Visite en Wokistan.

Publié le 02 février 2024 par Rolandbosquet

Il m’aura fallu trois quarts de siècle pour que l'on me reproche, par une invective singlante, l’horrible nocivité de la masculinité de mon genre et de la blanchitude de mon teint. Ne m’en sentant nullement responsable, je les avais jusqu’ici vécues dans l’indifférence la plus totale. Au départ, jamais personne en effet ne m’a laissé un quelconque choix. Tout comme pour les jours et mes lieux de naissance et ma naissance elle-même. Et je subodore que mes propres parents n’y ont guère songé non plus au moment fatidique. Comme tous les mammifères depuis des centaines de millions d’années, ils ont pris comme ça vient. C’est comme ça ! On n’y peut rien ! Dieu ou le Hasard y sont peut-être pour quelque chose mais en aucune façon ni eux ni moi ! Il n’en reste pas moins que l’autre jour et au sortir d’une "rencontre" avec un parterre d’étudiants en littérature contemporaine, une gamine* d’à peine 20 ans m’a reproché d’être un "indécrottable mâle blanc" !

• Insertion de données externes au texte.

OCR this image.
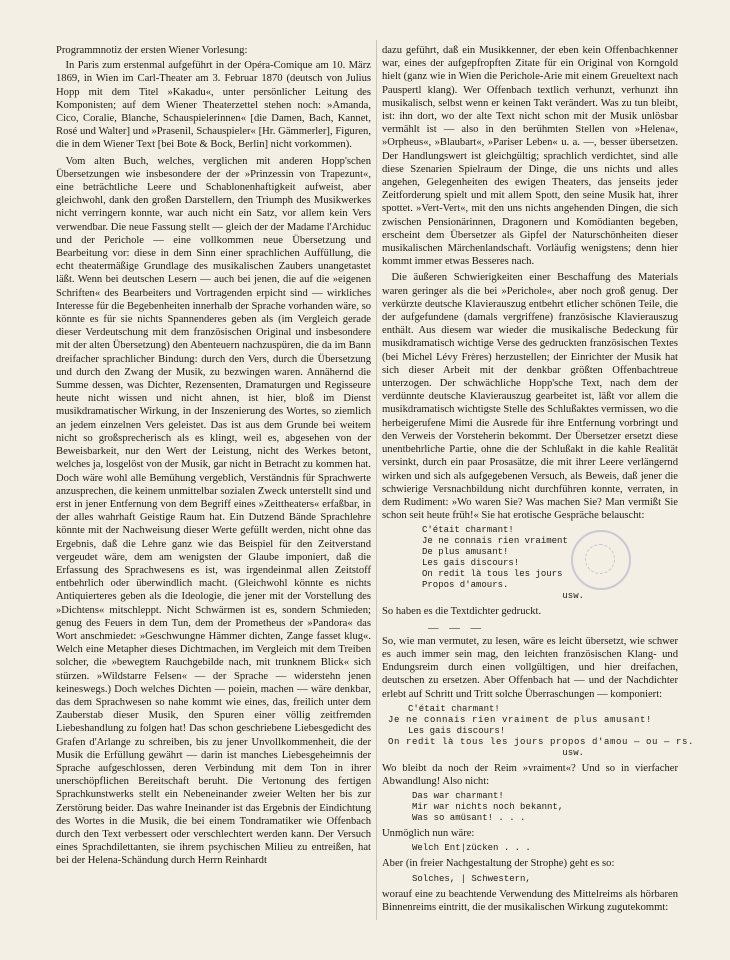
Programmnotiz der ersten Wiener Vorlesung:

In Paris zum erstenmal aufgeführt in der Opéra-Comique am 10. März 1869, in Wien im Carl-Theater am 3. Februar 1870 (deutsch von Julius Hopp mit dem Titel »Kakadu«, unter persönlicher Leitung des Komponisten; auf dem Wiener Theaterzettel stehen noch: »Amanda, Cico, Coralie, Blanche, Schauspielerinnen« [die Damen, Bach, Kannet, Rosé und Walter] und »Prasenil, Schauspieler« [Hr. Gämmerler], Figuren, die in dem Wiener Text [bei Bote & Bock, Berlin] nicht vorkommen).

Vom alten Buch, welches, verglichen mit anderen Hopp'schen Übersetzungen wie insbesondere der der »Prinzessin von Trapezunt«, eine beträchtliche Leere und Schablonenhaftigkeit aufweist, aber gleichwohl, dank den großen Darstellern, den Triumph des Musikwerkes nicht verringern konnte, war auch nicht ein Satz, vor allem kein Vers verwendbar. Die neue Fassung stellt — gleich der der Madame l'Archiduc und der Perichole — eine vollkommen neue Übersetzung und Bearbeitung vor: diese in dem Sinn einer sprachlichen Auffüllung, die echt theatermäßige Grundlage des musikalischen Zaubers unangetastet läßt. Wenn bei deutschen Lesern — auch bei jenen, die auf die »eigenen Schriften« des Bearbeiters und Vortragenden erpicht sind — wirkliches Interesse für die Begebenheiten innerhalb der Sprache vorhanden wäre, so könnte es für sie nichts Spannenderes geben als (im Vergleich gerade dieser Verdeutschung mit dem französischen Original und insbesondere mit der alten Übersetzung) den Abenteuern nachzuspüren, die da im Bann dreifacher sprachlicher Bindung: durch den Vers, durch die Übersetzung und durch den Zwang der Musik, zu bezwingen waren. Annähernd die Summe dessen, was Dichter, Rezensenten, Dramaturgen und Regisseure heute nicht wissen und nicht ahnen, ist hier, bloß im Dienst musikdramatischer Wirkung, in der Inszenierung des Wortes, so ziemlich an jedem einzelnen Vers geleistet. Das ist aus dem Grunde bei weitem nicht so großsprecherisch als es klingt, weil es, abgesehen von der Beweisbarkeit, nur den Wert der Leistung, nicht des Werkes betont, welches ja, losgelöst von der Musik, gar nicht in Betracht zu kommen hat. Doch wäre wohl alle Bemühung vergeblich, Verständnis für Sprachwerte anzusprechen, die keinem unmittelbar sozialen Zweck unterstellt sind und erst in jener Entfernung von dem Begriff eines »Zeittheaters« erfaßbar, in der alles wahrhaft Geistige Raum hat. Ein Dutzend Bände Sprachlehre könnte mit der Nachweisung dieser Werte gefüllt werden, nicht ohne das Ergebnis, daß die Lehre ganz wie das Beispiel für den Zeitverstand vergeudet wäre, dem am wenigsten der Glaube imponiert, daß die Erfassung des Sprachwesens es ist, was irgendeinmal allen Zeitstoff entbehrlich oder überwindlich macht. (Gleichwohl könnte es nichts Antiquierteres geben als die Ideologie, die jener mit der Vorstellung des »Dichtens« mitschleppt. Nicht Schwärmen ist es, sondern Schmieden; genug des Feuers in dem Tun, dem der Prometheus der »Pandora« das Wort anschmiedet: »Geschwungne Hämmer dichten, Zange fasset klug«. Welch eine Metapher dieses Dichtmachen, im Vergleich mit dem Treiben solcher, die »bewegtem Rauchgebilde nach, mit trunknem Blick« sich stürzen. »Wildstarre Felsen« — der Sprache — widerstehn jenen keineswegs.) Doch welches Dichten — poiein, machen — wäre denkbar, das dem Sprachwesen so nahe kommt wie eines, das, freilich unter dem Zauberstab dieser Musik, den Spuren einer völlig zeitfremden Liebeshandlung zu folgen hat! Das schon geschriebene Liebesgedicht des Grafen d'Arlange zu schreiben, bis zu jener Unvollkommenheit, die der Musik die Erfüllung gewährt — darin ist manches Liebesgeheimnis der Sprache aufgeschlossen, deren Verbindung mit dem Ton in ihrer unerschöpflichen Bereitschaft beruht. Die Vertonung des fertigen Sprachkunstwerks stellt ein Nebeneinander zweier Welten her bis zur Zerstörung beider. Das wahre Ineinander ist das Ergebnis der Eindichtung des Wortes in die Musik, die bei einem Tondramatiker wie Offenbach durch den Text verbessert oder verschlechtert werden kann. Der Versuch eines Sprachdilettanten, sie ihrem psychischen Milieu zu entreißen, hat bei der Helena-Schändung durch Herrn Reinhardt

dazu geführt, daß ein Musikkenner, der eben kein Offenbachkenner war, eines der aufgepfropften Zitate für ein Original von Korngold hielt (ganz wie in Wien die Perichole-Arie mit einem Greueltext nach Pauspertl klang). Wer Offenbach textlich verhunzt, verhunzt ihn musikalisch, selbst wenn er keinen Takt verändert. Was zu tun bleibt, ist: ihn dort, wo der alte Text nicht schon mit der Musik unlösbar vermählt ist — also in den berühmten Stellen von »Helena«, »Orpheus«, »Blaubart«, »Pariser Leben« u. a. —, besser übersetzen. Der Handlungswert ist gleichgültig; sprachlich verdichtet, sind alle diese Szenarien Spielraum der Dinge, die uns nichts und alles angehen, Gelegenheiten des ewigen Theaters, das jenseits jeder Zeitforderung spielt und mit allem Spott, den seine Musik hat, ihrer spottet. »Vert-Vert«, mit den uns nichts angehenden Dingen, die sich zwischen Pensionärinnen, Dragonern und Komödianten begeben, erscheint dem Übersetzer als Gipfel der Naturschönheiten dieser musikalischen Märchenlandschaft. Vorläufig wenigstens; denn hier kommt immer etwas Besseres nach.

Die äußeren Schwierigkeiten einer Beschaffung des Materials waren geringer als die bei »Perichole«, aber noch groß genug. Der verkürzte deutsche Klavierauszug entbehrt etlicher schönen Teile, die der aufgefundene (damals vergriffene) französische Klavierauszug enthält. Aus diesem war wieder die musikalische Bedeckung für musikdramatisch wichtige Verse des gedruckten französischen Textes (bei Michel Lévy Frères) herzustellen; der Einrichter der Musik hat sich dieser Arbeit mit der denkbar größten Offenbachtreue unterzogen. Der schwächliche Hopp'sche Text, nach dem der verdünnte deutsche Klavierauszug gearbeitet ist, läßt vor allem die musikdramatisch wichtigste Stelle des Schlußaktes vermissen, wo die herbeigerufene Mimi die Ausrede für ihre Entfernung vorbringt und den Verweis der Vorsteherin bekommt. Der Übersetzer ersetzt diese unentbehrliche Partie, ohne die der Schlußakt in die kahle Realität versinkt, durch ein paar Prosasätze, die mit ihrer Leere verlängernd wirken und sich als aufgegebenen Versuch, als Beweis, daß jener die schwierige Versnachbildung nicht durchführen konnte, verraten, in dem Rudiment: »Wo waren Sie? Was machen Sie? Man vermißt Sie schon seit heute früh!« Sie hat erotische Gespräche belauscht:

C'était charmant!
Je ne connais rien vraiment
De plus amusant!
Les gais discours!
On redit là tous les jours
Propos d'amours.
usw.

So haben es die Textdichter gedruckt.

— — —

So, wie man vermutet, zu lesen, wäre es leicht übersetzt, wie schwer es auch immer sein mag, den leichten französischen Klang- und Endungsreim durch einen vollgültigen, und hier dreifachen, deutschen zu ersetzen. Aber Offenbach hat — und der Nachdichter erlebt auf Schritt und Tritt solche Überraschungen — komponiert:

C'était charmant!
Je ne connais rien vraiment de plus amusant!
Les gais discours!
On redit là tous les jours propos d'amou — ou — rs.
usw.

Wo bleibt da noch der Reim »vraiment«? Und so in vierfacher Abwandlung! Also nicht:

Das war charmant!
Mir war nichts noch bekannt,
Was so amüsant! . . .

Unmöglich nun wäre:

Welch Ent|zücken . . .

Aber (in freier Nachgestaltung der Strophe) geht es so:

Solches, | Schwestern,

worauf eine zu beachtende Verwendung des Mittelreims als hörbaren Binnenreims eintritt, die der musikalischen Wirkung zugutekommt:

Choisissant la prudence, j’évitai, en guise de réponse, d’évoquer mes ancêtres normands qui, en compagnie de Guillaume Le Conquérant, ont colonisé l’Angleterre puis, en compagnie de Tancrède de Hauteville, le sud de l’Italie et la Sicile. Elle et ses acolytes auraient ajouté à mes incorrigibles tares celle d’être, en plus, un abominable dominateur. N’avais-je pas en effet mentionné Marcel Proust à plusieurs reprises dont, croyant bien faire et dans l’objectif d’apporter un peu de légèreté à mon propos, plusieurs passages empreints d’un humour parfois féroce mais toujours subtil et raffiné. Lambert Wilson* lui-même en a réunis quelques-uns et constitué ainsi tout un spectacle de belle tenue. Certes, il est vrai que du haut de sa tour d’auteur incontournable, Marcel Proust domine largement la littérature du vingtième siècle. Mais nous autres, écrivaillons de base, devrions-nous pour autant, comme notre petite demoiselle, nous considérer comme des victimes ?

Outre les descriptions mi-figue mi-raisin des habitués du salon de Madame de Guermantes, notre amateur de madeleines aimait par ailleurs à citer ici ou là les compositeurs de son temps tels César Franck ou Gabriel Fauré. En un mot, une musique dite classique non seulement écrite par des blancs notoires, Bach, Beethoven, Mozart, Brahms ou Rachmaninoff par exemple, mais réservée de plus, par sa complexité même, à une élite intellectuelle inévitablement perchée dans les hautes sphères de la société. J’admets humblement que je goûte peu les chaînes de radio telles qu’Énergie ou autres Skyrock, qui n’ont guère pour seul mérite que de coller à la mode imposée par les industries musicales et leur préfère France-Musique comme les 1,40% d’auditeurs français. Comment dès lors prétendre qu’ils occupent, que nous occupons, une position dominante ?

Je laissai donc là la révolutionnaire de poche empoisonnée par les potions des charlatans du Wokistan qui prétendent défendre les discriminés de tous bords et poursuivis ma route vers Nantes. Le quatuor Modigliani et Schubert m’y attendent à la salle Cantabile et Anne Queffélec avec Beethoven à la salle Arpeggione. En toute modestie bien sûr, en dépit de leur immense talent ouvert à toutes et à tous jusqu’aux plus humbles amateurs, qu’elle que soit leur taille, leur âge ou leur couleur de peau.

Mais nos amis les agriculteurs ont déjà rendu difficile l’accès à la capitale poitevine. Bloqueront-ils celui de Nantes ?  

(* Il me faut préciser ici que l’apparence de la jeune demoiselle en question laisserait à penser qu’elle est plutôt issue de cette aimable bourgeoisie poitevine bien pourvue en héritages  sonnants et trébuchants. *Un humour de Proust, Lambert Wilson avec Jean-Philippe Collard et/ou Augustin Dumay.)